Michael Moskow offered his perspectives on improving pension solvency and the impact of pension underfunding in the Midwest.

Are Public Pension Funds Able to Break from the Path of Social Security and the Private Sector?
J. Fred Giertz, University of Illinois and National Tax Association

Fred contrasted the relative liability of the Social Security and Medicare system to private and state and local government pension exposure. He examined resources that each sector might have to meet future expenses.

If the Pension Bomb Stops Ticking, What Happens Next?
James Spiotto, Chapman and Cutler

James Spiotto described the legal protections surrounding pension funds as well as the limits on state and local governments to restructure pension and even health care liabilities.

The Organized Labor Perspective on Pension Issues
Hank Scheff, AFSCME Council 31

Hank Scheff described why defined benefit pension programs are often best for government workers. He noted that nearly one-quarter of state and local government workers do not receive social security benefits, making pension income that much more important.
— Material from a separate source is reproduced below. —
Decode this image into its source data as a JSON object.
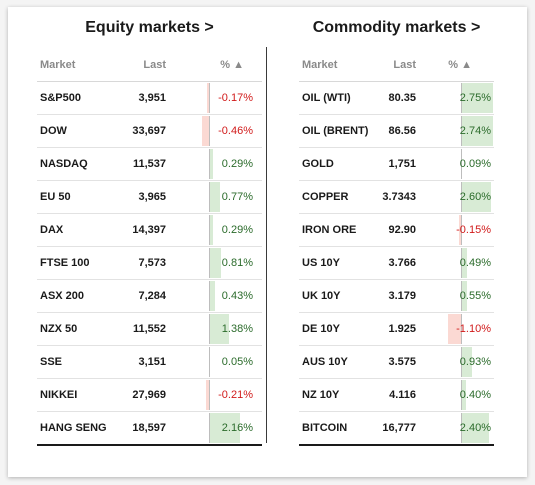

He also described recent problems in Illinois pension funding.

Best Practices for Reforming Pension Governance
Lise Valentine, The Civic Federation

Lise Valentine examined governance structure for pension fund boards and spoke of the importance of having independent and citizen member representatives. She stressed that pension boards should focus on protecting the funds assets and not lobbying for any particular stakeholder group.

Finally, if you have any questions after you look over the presentations, let me know. I’ll get in touch with the presenter and try to get you an answer.